The business value of natural language processing (NLP) is indisputable, and there’s never been a time this technology has proven to be so useful. Just think: in the rapid shift to remote work in response to the global coronavirus pandemic, companies have leveraged NLP for everything from chatbots used to effectively onboard workers remotely, to safely interfacing with patients in healthcare settings.

It’s especially encouraging to see that, despite IT budgets being on a downturn (Gartner), enterprise leaders have not shied away from NLP investments. In fact, according to new research, survey respondents across industries, company sizes, and geographic locations reported increases in their organization’s NLP technology budgets from 10-30% more compared to last year.

With the proliferation of NLP services in the cloud, companies need not even install and manage open source NLP libraries. In fact, 77% of all survey respondents indicated that they use at least one of the NLP cloud services listed (Google, Amazon, Azure, and IBM). But, despite their popularity and availability, cloud services do not come without challenges – and usually include a hefty price tag.

Roughly a third (34%) of all technical leaders cited data privacy and security as a key challenge for cloud service adoption. This can be especially poignant in highly-regulated industries such as healthcare and financial services, in which users in many cases are unable or unwilling to share third-party data. In fact, privacy regulations in healthcare require that users strip (medical) records of any protected health information (PHI) – a process is known as de-identification . While this process has largely been a manual and labor intensive process, open source NLP software can be used to help automate this task.

Additionally, 32% of respondents in this group cited difficulty customizing models using cloud services. Language is very application- and domain-specific, so models often must be customized. This can be especially painful when a cloud-based service is trained for general uses of words, but does not understand how to recognize or disambiguate terms-of-art for a specific domain. For example, speech-to-text services for video transcripts might identify the word “doctor” for nearly every instance of “Docker,” which degrades the accuracy of cloud-based solutions.

Security and model customization are factors that contribute to difficulties deploying NLP cloud services, but not surprisingly, the top concern cited by all respondents is the cost . These services grow more expensive as the collection of documents does. Here’s how a few of these services describe their pricing:

  • Amazon : The company’s Comprehend service for Entity Recognition, Sentiment Analysis, Syntax Analysis, Key Phrase Extraction, and Language Detection, is measured in units of 100 characters, with a 300 character minimum charge per request.
  • Google: The Natural Language API service that garnered the most users, according to the survey results, charges in terms of ‘units.’ Each document sent to the API for analysis accounts for at least one unit.
  • Microsoft : Azure Text Records correspond to the number of 1,000-character units within a document that is provided as input to a Text Analytics API request.

It’s easy to see how the cost can add up when using NLP cloud services, it’s likely that users will pay thousands of dollars before even going live.
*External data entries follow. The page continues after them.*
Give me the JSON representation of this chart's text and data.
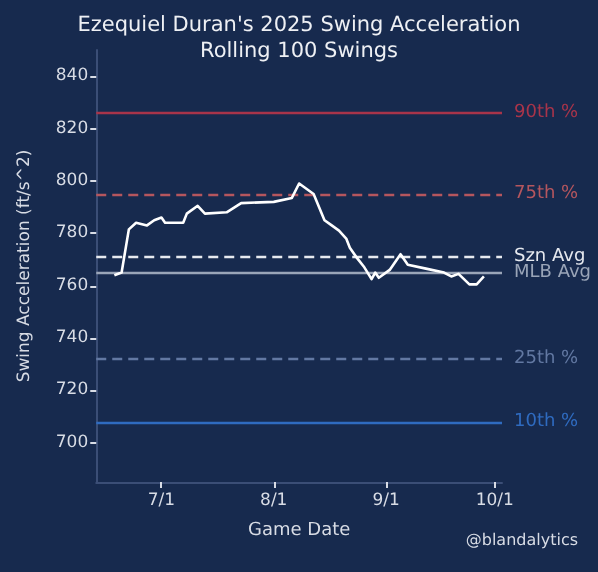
{
  "chart_data": {
    "type": "line",
    "title": "Ezequiel Duran's 2025 Swing Acceleration",
    "subtitle": "Rolling 100 Swings",
    "xlabel": "Game Date",
    "ylabel": "Swing Acceleration (ft/s^2)",
    "annotations": [
      "@blandalytics"
    ],
    "x": [
      "2025-06-18",
      "2025-06-20",
      "2025-06-22",
      "2025-06-24",
      "2025-06-27",
      "2025-06-29",
      "2025-07-01",
      "2025-07-02",
      "2025-07-07",
      "2025-07-08",
      "2025-07-11",
      "2025-07-13",
      "2025-07-19",
      "2025-07-23",
      "2025-08-01",
      "2025-08-06",
      "2025-08-08",
      "2025-08-12",
      "2025-08-15",
      "2025-08-17",
      "2025-08-19",
      "2025-08-21",
      "2025-08-22",
      "2025-08-24",
      "2025-08-26",
      "2025-08-28",
      "2025-08-29",
      "2025-08-30",
      "2025-09-02",
      "2025-09-05",
      "2025-09-07",
      "2025-09-12",
      "2025-09-17",
      "2025-09-19",
      "2025-09-21",
      "2025-09-24",
      "2025-09-26",
      "2025-09-28"
    ],
    "series": [
      {
        "color": "#ffffff",
        "values": [
          764,
          765,
          781.5,
          784,
          783,
          785,
          786,
          784,
          784,
          787.5,
          790.5,
          787.5,
          788,
          791.5,
          792,
          793.5,
          799,
          795,
          785,
          783,
          781,
          778,
          774.5,
          770.5,
          767,
          762.5,
          765,
          763,
          766,
          772,
          768,
          766.5,
          765,
          763.5,
          764.5,
          760.5,
          760.5,
          763.5
        ]
      }
    ],
    "xlim": [
      "2025-06-13",
      "2025-10-03"
    ],
    "xticks": [
      {
        "value": "2025-07-01",
        "label": "7/1"
      },
      {
        "value": "2025-08-01",
        "label": "8/1"
      },
      {
        "value": "2025-09-01",
        "label": "9/1"
      },
      {
        "value": "2025-10-01",
        "label": "10/1"
      }
    ],
    "ylim": [
      685,
      850
    ],
    "yticks": [
      700,
      720,
      740,
      760,
      780,
      800,
      820,
      840
    ],
    "ref_lines": [
      {
        "axis": "y",
        "value": 826,
        "label": "90th %",
        "color": "#a8344a",
        "line_style": "solid"
      },
      {
        "axis": "y",
        "value": 795,
        "label": "75th %",
        "color": "#b5565e",
        "line_style": "dashed"
      },
      {
        "axis": "y",
        "value": 771,
        "label": "Szn Avg",
        "color": "#e6e9ef",
        "line_style": "dashed"
      },
      {
        "axis": "y",
        "value": 765,
        "label": "MLB Avg",
        "color": "#9aa5b8",
        "line_style": "solid"
      },
      {
        "axis": "y",
        "value": 732,
        "label": "25th %",
        "color": "#6278a2",
        "line_style": "dashed"
      },
      {
        "axis": "y",
        "value": 708,
        "label": "10th %",
        "color": "#2f6bc0",
        "line_style": "solid"
      }
    ],
    "grid": false,
    "marker": "none",
    "line_style": "solid"
  }
}
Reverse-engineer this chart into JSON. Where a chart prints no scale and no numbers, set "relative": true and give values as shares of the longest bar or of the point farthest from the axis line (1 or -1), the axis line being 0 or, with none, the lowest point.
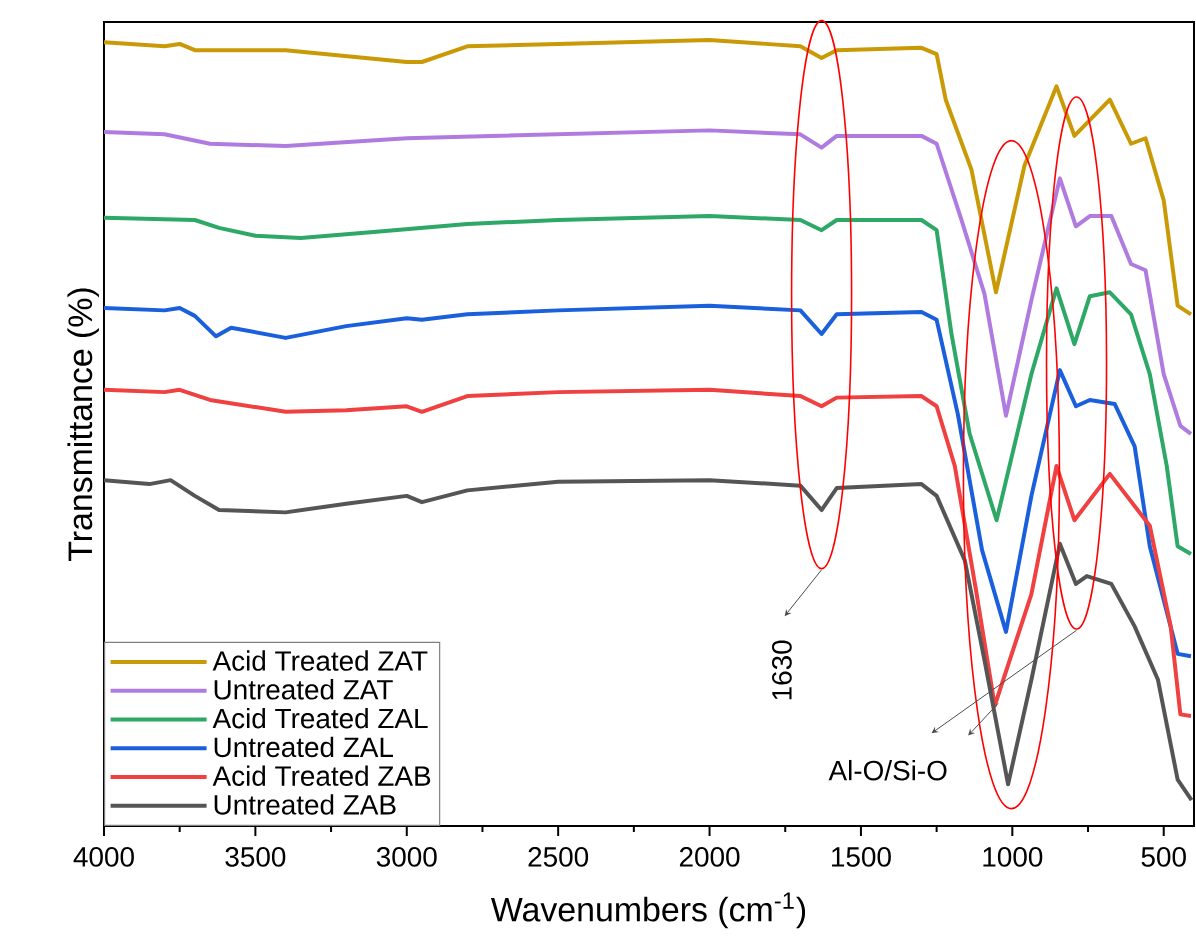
{
  "chart_data": {
    "type": "line",
    "relative": true,
    "xlabel": "Wavenumbers (cm$^{-1}$)",
    "ylabel": "Transmittance (%)",
    "xlim": [
      4000,
      400
    ],
    "xticks": [
      4000,
      3500,
      3000,
      2500,
      2000,
      1500,
      1000,
      500
    ],
    "legend": "bottom left",
    "annotations": [
      "1630",
      "Al-O/Si-O"
    ],
    "series": [
      {
        "name": "Acid Treated ZAT",
        "color": "#c99a06",
        "x": [
          4000,
          3800,
          3750,
          3700,
          3400,
          3000,
          2950,
          2800,
          2500,
          2000,
          1700,
          1630,
          1580,
          1300,
          1250,
          1220,
          1135,
          1054,
          960,
          854,
          795,
          678,
          608,
          560,
          500,
          454,
          410
        ],
        "values": [
          0.997,
          0.992,
          0.995,
          0.987,
          0.987,
          0.972,
          0.972,
          0.992,
          0.995,
          1.0,
          0.992,
          0.977,
          0.987,
          0.99,
          0.982,
          0.924,
          0.835,
          0.679,
          0.84,
          0.941,
          0.878,
          0.924,
          0.868,
          0.875,
          0.796,
          0.662,
          0.651
        ]
      },
      {
        "name": "Untreated ZAT",
        "color": "#b07be0",
        "x": [
          4000,
          3800,
          3650,
          3400,
          3000,
          2500,
          2000,
          1700,
          1630,
          1580,
          1300,
          1250,
          1168,
          1092,
          1021,
          937,
          843,
          790,
          744,
          673,
          608,
          560,
          500,
          445,
          410
        ],
        "values": [
          0.883,
          0.88,
          0.868,
          0.865,
          0.875,
          0.88,
          0.885,
          0.88,
          0.863,
          0.878,
          0.878,
          0.868,
          0.771,
          0.677,
          0.522,
          0.669,
          0.824,
          0.763,
          0.776,
          0.776,
          0.715,
          0.707,
          0.575,
          0.509,
          0.499
        ]
      },
      {
        "name": "Acid Treated ZAL",
        "color": "#2ea866",
        "x": [
          4000,
          3700,
          3620,
          3500,
          3350,
          3100,
          2800,
          2500,
          2000,
          1700,
          1630,
          1580,
          1300,
          1250,
          1201,
          1141,
          1052,
          937,
          854,
          795,
          744,
          678,
          608,
          546,
          490,
          454,
          410
        ],
        "values": [
          0.774,
          0.771,
          0.761,
          0.751,
          0.748,
          0.756,
          0.766,
          0.771,
          0.776,
          0.771,
          0.758,
          0.771,
          0.771,
          0.758,
          0.626,
          0.499,
          0.389,
          0.575,
          0.684,
          0.613,
          0.674,
          0.679,
          0.651,
          0.575,
          0.458,
          0.356,
          0.346
        ]
      },
      {
        "name": "Untreated ZAL",
        "color": "#1a5fdc",
        "x": [
          4000,
          3800,
          3750,
          3700,
          3630,
          3580,
          3400,
          3200,
          3000,
          2950,
          2800,
          2500,
          2000,
          1700,
          1630,
          1580,
          1300,
          1250,
          1180,
          1100,
          1021,
          937,
          843,
          790,
          744,
          662,
          596,
          546,
          454,
          410
        ],
        "values": [
          0.659,
          0.656,
          0.659,
          0.649,
          0.623,
          0.634,
          0.621,
          0.636,
          0.646,
          0.644,
          0.651,
          0.656,
          0.662,
          0.656,
          0.626,
          0.651,
          0.654,
          0.644,
          0.524,
          0.351,
          0.247,
          0.42,
          0.58,
          0.534,
          0.542,
          0.537,
          0.483,
          0.356,
          0.219,
          0.216
        ]
      },
      {
        "name": "Acid Treated ZAB",
        "color": "#f04040",
        "x": [
          4000,
          3800,
          3750,
          3650,
          3400,
          3200,
          3000,
          2950,
          2800,
          2500,
          2000,
          1700,
          1630,
          1580,
          1300,
          1250,
          1190,
          1120,
          1058,
          937,
          854,
          795,
          678,
          546,
          477,
          445,
          410
        ],
        "values": [
          0.555,
          0.552,
          0.555,
          0.542,
          0.527,
          0.529,
          0.534,
          0.527,
          0.547,
          0.552,
          0.555,
          0.547,
          0.534,
          0.545,
          0.547,
          0.534,
          0.458,
          0.3,
          0.153,
          0.295,
          0.458,
          0.389,
          0.448,
          0.382,
          0.254,
          0.142,
          0.14
        ]
      },
      {
        "name": "Untreated ZAB",
        "color": "#555555",
        "x": [
          4000,
          3850,
          3780,
          3700,
          3620,
          3400,
          3200,
          3000,
          2950,
          2800,
          2500,
          2000,
          1700,
          1630,
          1580,
          1300,
          1250,
          1157,
          1092,
          1014,
          937,
          843,
          790,
          754,
          673,
          596,
          519,
          454,
          408
        ],
        "values": [
          0.44,
          0.435,
          0.44,
          0.42,
          0.402,
          0.399,
          0.41,
          0.42,
          0.412,
          0.427,
          0.438,
          0.44,
          0.433,
          0.402,
          0.43,
          0.435,
          0.42,
          0.338,
          0.211,
          0.053,
          0.186,
          0.359,
          0.308,
          0.318,
          0.308,
          0.254,
          0.186,
          0.059,
          0.033
        ]
      }
    ]
  }
}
While it’s easy to get started, it’s hard to scale, which is in part why more survey respondents in the exploratory phase of NLP considered cloud services, while those more established in their journey turn to open source options.

No solution is a one-size-fits-all, but when it comes to NLP, open source NLP libraries have some clear advantages over cloud offerings. Given the aforementioned challenges, coupled with the trending commodification of deep learning, open source libraries for NLP provide relative ease of use and extensibility per application, proving to be a more cost-effective solution. The ability to train models – something not achievable with a cloud solution – also comes back into play when considering the needs of industries, such as healthcare and financial services, that may not be able to share documents.

This is likely why a third of survey respondents indicated that they use Spark NLP , an open source library built on top of Apache Spark, and has a Python API. A quarter indicated that they use spaCy , one of the most popular open source NLP libraries in the Python ecosystem, and more than half of all respondents (53%) used at least one of these two libraries . In other recently conducted surveys on data science and machine learning tools , these two libraries also finished high. This is significant, given Spark NLP is only three years old, compared to more established libraries and cloud services.

In addition to cost constraints, cloud services can’t train models: you can have a cloud API, but you may need other information. Libraries, such as Spark NLP, are trainable. This comes back into play when considering domain-specific systems – for healthcare and financial services, for example – that rely heavily on their own jargon and terminologies, and may not be able to share documents.

When choosing the right NLP solution for your organization, it makes sense to explore a range of offerings from both open source libraries and cloud solutions. After all – open source NLP libraries come with challenges of their own – language support, scalability, and integration issues are all areas for improvement, according to the survey results. That said, cloud providers have lagged when it comes to customizing solutions, extensibility, and pricing. As a result, cloud-based NLP services are generally perceived as a low-accuracy, high-cost option. It will be interesting to see how cloud providers respond to these market needs or if open source libraries will prevail.